When you use useNavigation in the Latest screen, it returns the navigation object for Latest at runtime. However, the types identify it as the navigation object for the screen at the root. So navigation.navigate would show autocompletions for screens in the drawer navigator at the root and not for screens in HomeTabs.

This is by design, as the hook can’t verify where it is used. All actions like navigate bubble up to the root navigator, so it’s still correct and type-safe. But it also means that methods like setOptions won’t know which navigator’s options they can update, addListener won’t know which navigator’s events it can listen to, etc., so they won’t have proper types. The only way was to pass a generic or use an as cast, both of which are unsafe.

It mostly still works the same way in React Navigation 8. But now, you can also pass the screen name to useNavigation, just like with useRoute:

This makes the navigation object’s type accurate, rich with navigator-specific actions (e.g. for the Latest screen, navigation.addListener will know it can listen to the tabPress event, navigation.setOptions will have a bottom tabs-specific options type etc.).

const navigation = useNavigation('Latest');

// ✅ Can listen to bottom tab-specific events without type errors
navigation.addListener('tabPress', () => {
  // ...
});

It’s also nested navigator aware. So the navigation object will also have methods such as openDrawer since it’s nested under a drawer navigator.

When you use the Static API, this all comes for free; the types are inferred automatically.

But the Dynamic API isn’t left behind. Previously, the way to get an accurate nested-navigator-aware type was to manually combine navigators with CompositeNavigationProp or CompositeScreenProps. But all of this boilerplate is no longer needed:

- type ProfileScreenNavigationProp = CompositeNavigationProp<
-   BottomTabNavigationProp<TabParamList, 'Profile'>,
-   CompositeNavigationProp<
-     StackNavigationProp<StackParamList, 'Account'>,
-     DrawerNavigationProp<DrawerParamList, 'Home'>
-   >
- >;

- type Props = {
-   navigation: ProfileScreenNavigationProp;
- };

- function ProfileScreen({ navigation }: Props) {
+ function ProfileScreen() {
+   const navigation = useNavigation('Profile');

    // ...
  }

useNavigationState

The useNavigationState is one you’d use rarely. It makes it possible to read the navigator’s state with a selector for granular updates for more advanced usage. For example, if a screen needs to know the name of the previous screen in the stack:

const previousRouteName = useNavigationState(
	(state) => state.index > 0 ? state.routes[state.index].name : null
);

In React Navigation 7, state will be the generic navigation state without navigator-specific properties.

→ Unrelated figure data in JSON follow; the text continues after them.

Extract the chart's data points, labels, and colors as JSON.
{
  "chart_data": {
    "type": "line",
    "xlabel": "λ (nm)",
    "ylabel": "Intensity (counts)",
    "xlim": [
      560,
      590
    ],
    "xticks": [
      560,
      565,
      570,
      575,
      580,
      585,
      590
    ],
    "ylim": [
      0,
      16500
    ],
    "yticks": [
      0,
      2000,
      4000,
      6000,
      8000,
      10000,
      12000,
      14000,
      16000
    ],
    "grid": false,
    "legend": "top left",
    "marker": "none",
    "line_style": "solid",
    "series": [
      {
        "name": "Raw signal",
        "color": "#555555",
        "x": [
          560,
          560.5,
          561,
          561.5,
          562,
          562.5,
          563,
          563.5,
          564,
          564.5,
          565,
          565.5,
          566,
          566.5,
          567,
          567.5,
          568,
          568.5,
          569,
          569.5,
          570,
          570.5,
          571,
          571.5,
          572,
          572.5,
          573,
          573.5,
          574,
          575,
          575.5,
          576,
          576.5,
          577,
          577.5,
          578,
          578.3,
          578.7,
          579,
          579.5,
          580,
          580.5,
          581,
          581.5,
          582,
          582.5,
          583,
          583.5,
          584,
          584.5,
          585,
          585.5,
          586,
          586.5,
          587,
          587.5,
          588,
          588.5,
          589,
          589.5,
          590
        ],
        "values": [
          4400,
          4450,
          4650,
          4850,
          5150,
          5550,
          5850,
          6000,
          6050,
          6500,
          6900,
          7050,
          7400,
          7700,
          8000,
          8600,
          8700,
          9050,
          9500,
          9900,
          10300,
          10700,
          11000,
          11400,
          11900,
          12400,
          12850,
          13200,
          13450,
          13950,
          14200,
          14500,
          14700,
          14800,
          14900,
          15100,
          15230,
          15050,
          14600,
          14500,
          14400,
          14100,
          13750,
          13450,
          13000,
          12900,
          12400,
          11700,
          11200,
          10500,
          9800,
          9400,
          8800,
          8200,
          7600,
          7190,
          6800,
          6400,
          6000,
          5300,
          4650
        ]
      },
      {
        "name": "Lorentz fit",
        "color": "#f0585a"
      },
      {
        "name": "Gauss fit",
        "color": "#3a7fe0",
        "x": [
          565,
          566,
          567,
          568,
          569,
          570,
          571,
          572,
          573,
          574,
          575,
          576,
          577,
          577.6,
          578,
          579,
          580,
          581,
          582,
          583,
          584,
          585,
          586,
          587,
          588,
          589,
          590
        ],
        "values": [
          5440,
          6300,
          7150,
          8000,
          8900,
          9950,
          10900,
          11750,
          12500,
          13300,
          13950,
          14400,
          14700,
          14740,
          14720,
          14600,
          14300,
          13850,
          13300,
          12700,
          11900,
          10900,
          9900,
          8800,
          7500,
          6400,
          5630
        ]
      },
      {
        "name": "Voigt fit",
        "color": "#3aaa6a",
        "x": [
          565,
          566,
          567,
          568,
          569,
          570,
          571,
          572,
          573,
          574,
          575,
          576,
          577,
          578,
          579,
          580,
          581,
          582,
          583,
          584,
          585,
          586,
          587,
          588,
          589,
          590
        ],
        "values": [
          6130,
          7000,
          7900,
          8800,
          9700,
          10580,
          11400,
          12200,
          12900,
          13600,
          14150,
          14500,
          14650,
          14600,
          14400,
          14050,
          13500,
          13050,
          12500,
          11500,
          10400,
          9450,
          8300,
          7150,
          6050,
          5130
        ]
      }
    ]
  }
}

It gets the same treatment as the other hooks in React Navigation 8: it now accepts the name of the screen as its argument, similar to useRoute and useNavigation. This makes the state type match the type of the navigator’s state.

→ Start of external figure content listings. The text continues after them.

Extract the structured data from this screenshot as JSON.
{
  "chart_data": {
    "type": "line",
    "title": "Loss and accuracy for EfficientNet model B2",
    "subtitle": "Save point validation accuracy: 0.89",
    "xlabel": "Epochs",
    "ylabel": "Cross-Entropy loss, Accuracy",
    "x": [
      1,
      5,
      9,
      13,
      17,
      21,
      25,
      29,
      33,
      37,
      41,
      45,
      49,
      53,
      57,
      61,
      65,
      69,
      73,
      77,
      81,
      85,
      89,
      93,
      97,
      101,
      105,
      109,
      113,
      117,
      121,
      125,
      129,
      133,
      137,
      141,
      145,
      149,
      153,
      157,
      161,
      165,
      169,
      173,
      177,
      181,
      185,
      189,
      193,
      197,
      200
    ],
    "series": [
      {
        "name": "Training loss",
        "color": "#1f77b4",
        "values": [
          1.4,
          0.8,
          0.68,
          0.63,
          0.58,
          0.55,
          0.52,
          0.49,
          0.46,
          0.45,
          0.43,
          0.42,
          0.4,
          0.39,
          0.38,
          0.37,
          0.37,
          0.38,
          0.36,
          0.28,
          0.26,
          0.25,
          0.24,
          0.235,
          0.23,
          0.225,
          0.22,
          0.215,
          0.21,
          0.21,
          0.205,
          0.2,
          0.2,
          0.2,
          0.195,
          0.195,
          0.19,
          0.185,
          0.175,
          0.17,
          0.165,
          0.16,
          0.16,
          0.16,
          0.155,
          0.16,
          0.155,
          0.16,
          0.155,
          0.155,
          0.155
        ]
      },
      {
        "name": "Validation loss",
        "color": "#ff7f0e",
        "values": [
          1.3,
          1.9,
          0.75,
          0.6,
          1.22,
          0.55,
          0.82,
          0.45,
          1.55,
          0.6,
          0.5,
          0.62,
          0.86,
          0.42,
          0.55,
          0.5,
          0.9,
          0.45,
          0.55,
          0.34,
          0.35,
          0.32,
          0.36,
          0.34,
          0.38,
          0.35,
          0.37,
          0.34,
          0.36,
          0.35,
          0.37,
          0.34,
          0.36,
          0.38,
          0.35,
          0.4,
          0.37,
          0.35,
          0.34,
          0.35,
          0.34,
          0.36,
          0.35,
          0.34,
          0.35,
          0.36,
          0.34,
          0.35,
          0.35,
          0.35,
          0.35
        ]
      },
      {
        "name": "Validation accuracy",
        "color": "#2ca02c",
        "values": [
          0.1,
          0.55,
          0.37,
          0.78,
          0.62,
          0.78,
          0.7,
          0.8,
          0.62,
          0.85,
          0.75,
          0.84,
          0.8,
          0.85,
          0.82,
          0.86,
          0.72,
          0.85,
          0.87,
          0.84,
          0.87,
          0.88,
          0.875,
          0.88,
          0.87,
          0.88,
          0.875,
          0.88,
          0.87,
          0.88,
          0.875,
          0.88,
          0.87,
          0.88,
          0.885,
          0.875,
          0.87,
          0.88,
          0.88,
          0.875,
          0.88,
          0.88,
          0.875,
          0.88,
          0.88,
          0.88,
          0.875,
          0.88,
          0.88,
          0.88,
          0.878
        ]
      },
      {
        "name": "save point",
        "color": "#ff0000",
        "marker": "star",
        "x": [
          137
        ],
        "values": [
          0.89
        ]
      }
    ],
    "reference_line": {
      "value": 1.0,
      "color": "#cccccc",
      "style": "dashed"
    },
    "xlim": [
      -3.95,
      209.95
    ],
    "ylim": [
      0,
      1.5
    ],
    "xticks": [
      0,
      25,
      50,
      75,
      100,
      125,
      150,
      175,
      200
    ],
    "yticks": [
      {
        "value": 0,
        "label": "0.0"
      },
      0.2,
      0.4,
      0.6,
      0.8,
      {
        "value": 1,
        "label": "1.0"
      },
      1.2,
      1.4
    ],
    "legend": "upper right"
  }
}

In addition, just like useRoute, it can now get the state from a screen in a parent navigator as well.

How to enable typed hooks?

Typed hooks aren’t a different API, but an extension to the existing hooks. They don’t need a separate step to enable them. Just set up the types following the official docs and you’re done:

The TypeScript guide has been overhauled, so make sure to give it another read even if you have types set up already.

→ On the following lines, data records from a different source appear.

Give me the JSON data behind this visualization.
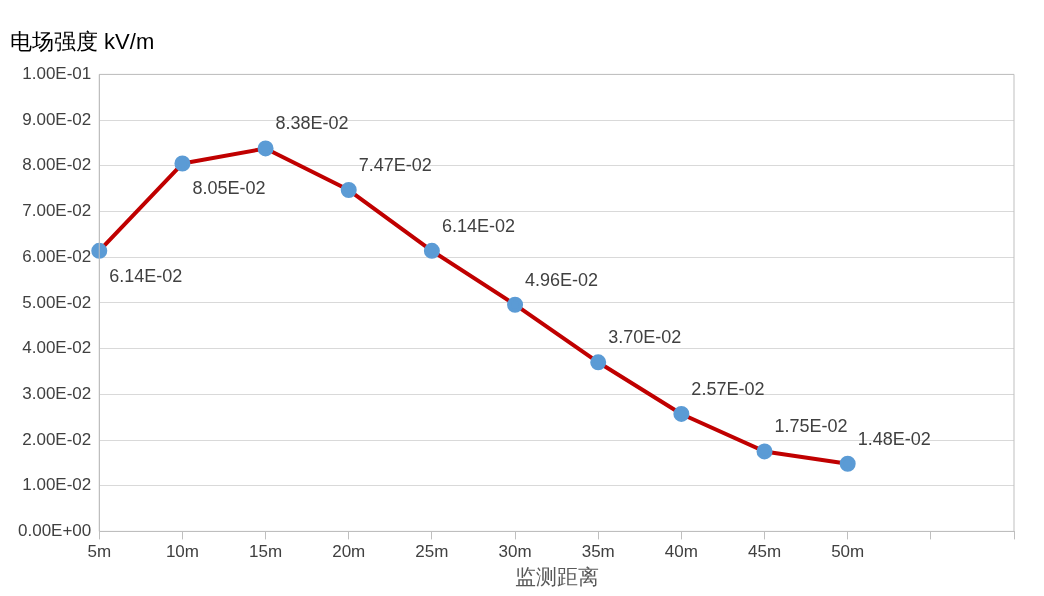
{
  "chart_data": {
    "type": "line",
    "title": "电场强度 kV/m",
    "xlabel": "监测距离",
    "categories": [
      "5m",
      "10m",
      "15m",
      "20m",
      "25m",
      "30m",
      "35m",
      "40m",
      "45m",
      "50m",
      null,
      null
    ],
    "series": [
      {
        "color": "#c00000",
        "values": [
          0.0614,
          0.0805,
          0.0838,
          0.0747,
          0.0614,
          0.0496,
          0.037,
          0.0257,
          0.0175,
          0.0148,
          null,
          null
        ],
        "colors": [
          "#5b9bd5",
          "#5b9bd5",
          "#5b9bd5",
          "#5b9bd5",
          "#5b9bd5",
          "#5b9bd5",
          "#5b9bd5",
          "#5b9bd5",
          "#5b9bd5",
          "#5b9bd5",
          null,
          null
        ],
        "value_labels": [
          "6.14E-02",
          "8.05E-02",
          "8.38E-02",
          "7.47E-02",
          "6.14E-02",
          "4.96E-02",
          "3.70E-02",
          "2.57E-02",
          "1.75E-02",
          "1.48E-02",
          null,
          null
        ]
      }
    ],
    "marker": "circle",
    "ylim": [
      0,
      0.1
    ],
    "yticks": [
      {
        "value": 0,
        "label": "0.00E+00"
      },
      {
        "value": 0.01,
        "label": "1.00E-02"
      },
      {
        "value": 0.02,
        "label": "2.00E-02"
      },
      {
        "value": 0.03,
        "label": "3.00E-02"
      },
      {
        "value": 0.04,
        "label": "4.00E-02"
      },
      {
        "value": 0.05,
        "label": "5.00E-02"
      },
      {
        "value": 0.06,
        "label": "6.00E-02"
      },
      {
        "value": 0.07,
        "label": "7.00E-02"
      },
      {
        "value": 0.08,
        "label": "8.00E-02"
      },
      {
        "value": 0.09,
        "label": "9.00E-02"
      },
      {
        "value": 0.1,
        "label": "1.00E-01"
      }
    ],
    "grid": "y",
    "legend": false
  }
}
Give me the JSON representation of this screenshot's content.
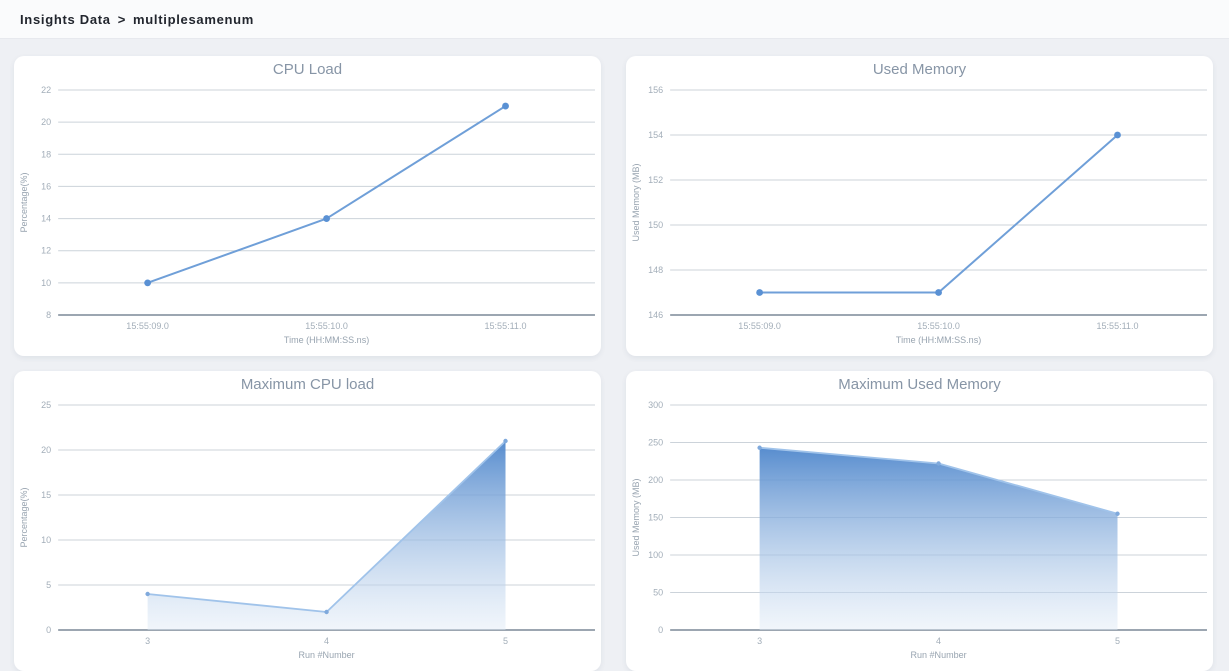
{
  "header": {
    "breadcrumb_root": "Insights Data",
    "breadcrumb_separator": ">",
    "breadcrumb_current": "multiplesamenum"
  },
  "theme": {
    "line_color": "#6f9fd8",
    "point_color": "#5a91d4",
    "area_line_color": "#a0c3ea",
    "area_point_color": "#7fa9dc",
    "area_gradient_top": "#4f87cc",
    "area_gradient_bottom": "#dfeaf6",
    "grid_line_color": "#ccd3da",
    "axis_line_color": "#8e9aa6",
    "tick_label_color": "#a3aeb9",
    "axis_name_color": "#98a4b0",
    "title_color": "#8795a6"
  },
  "chart_data": [
    {
      "id": "cpu-load",
      "type": "line",
      "title": "CPU Load",
      "categories": [
        "15:55:09.0",
        "15:55:10.0",
        "15:55:11.0"
      ],
      "values": [
        10,
        14,
        21
      ],
      "xlabel": "Time (HH:MM:SS.ns)",
      "ylabel": "Percentage(%)",
      "ymin": 8,
      "ymax": 22,
      "ystep": 2,
      "grid": true,
      "legend": "none"
    },
    {
      "id": "used-memory",
      "type": "line",
      "title": "Used Memory",
      "categories": [
        "15:55:09.0",
        "15:55:10.0",
        "15:55:11.0"
      ],
      "values": [
        147,
        147,
        154
      ],
      "xlabel": "Time (HH:MM:SS.ns)",
      "ylabel": "Used Memory (MB)",
      "ymin": 146,
      "ymax": 156,
      "ystep": 2,
      "grid": true,
      "legend": "none"
    },
    {
      "id": "max-cpu-load",
      "type": "area",
      "title": "Maximum CPU load",
      "categories": [
        "3",
        "4",
        "5"
      ],
      "values": [
        4,
        2,
        21
      ],
      "xlabel": "Run #Number",
      "ylabel": "Percentage(%)",
      "ymin": 0,
      "ymax": 25,
      "ystep": 5,
      "grid": true,
      "legend": "none"
    },
    {
      "id": "max-used-memory",
      "type": "area",
      "title": "Maximum Used Memory",
      "categories": [
        "3",
        "4",
        "5"
      ],
      "values": [
        243,
        222,
        155
      ],
      "xlabel": "Run #Number",
      "ylabel": "Used Memory (MB)",
      "ymin": 0,
      "ymax": 300,
      "ystep": 50,
      "grid": true,
      "legend": "none"
    }
  ]
}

Especially for the Dynamic API, you’ll now need to provide the navigator type of the nested navigator to NavigatorScreenParams instead of the param list:

  type MyTabParamList = {
-   Feed: NavigatorScreenParams<FeedStackParamList>;
+   Feed: NavigatorScreenParams<typeof FeedStack>;
    Profile: { userId: string };
    Settings: undefined;
  };

Wrapping up

On the surface, React Navigation’s typed hooks may seem like a small addition, but they add up. You get richer types and new capabilities while reducing the boilerplate.

Type-safety has always been a goal of React Navigation, and typed hooks bring us much closer to the vision. Whether you write code by hand or with LLMs, strong type-safety means more guardrails and fewer chances of mistakes. So I’m pretty excited about the improvements to types.

Give the React Navigation 8 alpha a try, and hopefully you’ll love these hooks as much as I do.